Chapter # 2 Paragraph # 3 Study # 5
November 15, 2009
Lincolnton, N.C.
1769 Translation:
16 As free, and not using
your liberty for a cloke of maliciousness, but as the servants of God.
17 Honour all
men. Love the brotherhood. Fear God. Honour the king.
1901 ASV Translation:
16 as free, and not using your freedom for a cloak of wickedness, but as bondservants of God.
17 Honor all men. Love the brotherhood. Fear God. Honor the king.
- I. Peter's Enormous Contrast: Free Slaves.
- A. Obviously Peter saw no "problem" with his terminology.
- 1. He said we were to "submit" as "free men".
- 2. He said our submission was to be that of "slaves of God".
- B. However, his terminology does call for some clear thinking.
- 1. If we are under a "submission" mandate, in what sense are we "free"?
- 2. If we are actually "slaves" of God, in what sense are we "free men"?
- C. Toward some answers...
- 1. "Freedom" is not an absolute concept; it is a relative one. God is presented in the Scriptures as incapable of sin (He cannot lie (Hebrews 6:18), nor is He "tempted" by sin (James 1:13)). This has to mean that even God is not boundlessly free. What this does, then, is introduce a need for a definition of "freedom" that has no problems with "boundaries".
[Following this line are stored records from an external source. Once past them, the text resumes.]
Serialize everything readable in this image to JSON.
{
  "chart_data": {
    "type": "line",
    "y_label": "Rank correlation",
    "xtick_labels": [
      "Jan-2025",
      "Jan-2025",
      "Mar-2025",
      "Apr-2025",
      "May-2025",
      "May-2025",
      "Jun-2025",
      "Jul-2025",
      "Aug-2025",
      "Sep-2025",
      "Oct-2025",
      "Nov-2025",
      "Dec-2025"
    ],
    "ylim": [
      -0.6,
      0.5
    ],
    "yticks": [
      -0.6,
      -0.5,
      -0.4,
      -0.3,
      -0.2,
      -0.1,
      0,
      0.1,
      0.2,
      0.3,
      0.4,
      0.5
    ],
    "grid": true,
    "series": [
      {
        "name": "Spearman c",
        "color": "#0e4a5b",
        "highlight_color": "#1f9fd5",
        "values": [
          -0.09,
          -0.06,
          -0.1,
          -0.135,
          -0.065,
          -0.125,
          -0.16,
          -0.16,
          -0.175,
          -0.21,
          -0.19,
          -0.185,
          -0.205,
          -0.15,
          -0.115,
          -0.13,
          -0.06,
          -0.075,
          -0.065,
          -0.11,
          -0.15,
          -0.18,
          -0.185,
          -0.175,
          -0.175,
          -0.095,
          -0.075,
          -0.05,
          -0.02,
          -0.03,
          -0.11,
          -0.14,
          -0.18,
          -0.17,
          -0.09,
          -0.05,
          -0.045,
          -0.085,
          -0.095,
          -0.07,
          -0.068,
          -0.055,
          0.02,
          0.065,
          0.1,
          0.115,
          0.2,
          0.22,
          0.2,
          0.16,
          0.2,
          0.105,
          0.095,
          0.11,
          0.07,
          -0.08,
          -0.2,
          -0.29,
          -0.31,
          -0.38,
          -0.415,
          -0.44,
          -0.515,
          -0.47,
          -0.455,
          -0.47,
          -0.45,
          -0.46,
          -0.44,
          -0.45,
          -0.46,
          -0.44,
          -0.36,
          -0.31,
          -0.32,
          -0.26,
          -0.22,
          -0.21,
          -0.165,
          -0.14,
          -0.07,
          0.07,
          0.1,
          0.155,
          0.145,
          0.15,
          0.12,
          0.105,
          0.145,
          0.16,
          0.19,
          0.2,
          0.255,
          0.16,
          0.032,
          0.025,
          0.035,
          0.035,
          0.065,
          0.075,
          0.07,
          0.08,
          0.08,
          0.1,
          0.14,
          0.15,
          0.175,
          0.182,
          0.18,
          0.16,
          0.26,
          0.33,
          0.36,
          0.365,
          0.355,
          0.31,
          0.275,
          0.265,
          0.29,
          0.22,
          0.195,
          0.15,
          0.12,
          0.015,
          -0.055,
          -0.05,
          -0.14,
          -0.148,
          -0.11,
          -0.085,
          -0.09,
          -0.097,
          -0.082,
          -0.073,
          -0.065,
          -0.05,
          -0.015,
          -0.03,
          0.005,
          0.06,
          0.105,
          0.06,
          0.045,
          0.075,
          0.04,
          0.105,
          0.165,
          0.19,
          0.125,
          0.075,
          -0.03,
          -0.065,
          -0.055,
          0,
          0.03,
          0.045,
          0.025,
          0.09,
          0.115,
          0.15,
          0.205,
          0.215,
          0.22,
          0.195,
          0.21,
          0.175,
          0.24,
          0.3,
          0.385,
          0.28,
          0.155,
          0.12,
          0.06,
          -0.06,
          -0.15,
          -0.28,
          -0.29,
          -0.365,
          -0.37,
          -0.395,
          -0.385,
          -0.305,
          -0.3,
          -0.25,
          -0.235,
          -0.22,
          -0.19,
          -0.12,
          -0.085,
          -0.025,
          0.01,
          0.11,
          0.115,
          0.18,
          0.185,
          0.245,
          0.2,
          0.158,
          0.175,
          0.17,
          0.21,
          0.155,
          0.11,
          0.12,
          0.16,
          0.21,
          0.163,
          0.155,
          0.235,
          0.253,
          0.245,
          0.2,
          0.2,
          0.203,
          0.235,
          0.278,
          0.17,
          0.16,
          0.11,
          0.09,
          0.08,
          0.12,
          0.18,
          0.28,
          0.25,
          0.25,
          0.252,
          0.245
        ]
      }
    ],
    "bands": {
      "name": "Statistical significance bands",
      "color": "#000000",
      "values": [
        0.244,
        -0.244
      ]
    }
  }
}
- 2. Interestingly, the Scriptures use "freedom" in the contexts of "dominion by others". Freedom is being unaffected (in an adverse way) by the efforts of others to dominate us. This pretty much, then, has to mean that "freedom" is an internal reality to the "free" person. This "internal reality" is the ability to "live" in the face of any external issue. In a physical universe, "bondage" is, ultimately, only "physical" based upon the lack of "power". Since another is more physically powerful than I, I become subject to that other's use of power. However, since physical power can only affect physical phenomena, no one can actually "subject" the soul/spirit of another. Only the individual can so tie his/her material existence to his/her soul or spirit in such a way as to become "enslaved". Thus, true freedom is freedom from the necessity to preserve the material. Once I am free from the necessity to preserve my material being, I am free from the contraints of others, and, thus, "free" in the biblically defined sense. This is the reason "believers" are never said to be anything other than "servants" of God. His dominion is not "physical" through the imposition of power. His dominion is "spiritual" through the revelation of persuasion (Truth). In the final analysis, Truth always reveals Love and Love always sets one totally free from the dominion of another because Love cares nothing at all for being free from the dominion of others. Love seeks the best interests of others at any cost. Love meets the impositions of others with the most sincere desire to make the lives of those others more "free". Thus, the "free" person serves the "bound" with the goal of setting the "bound" free.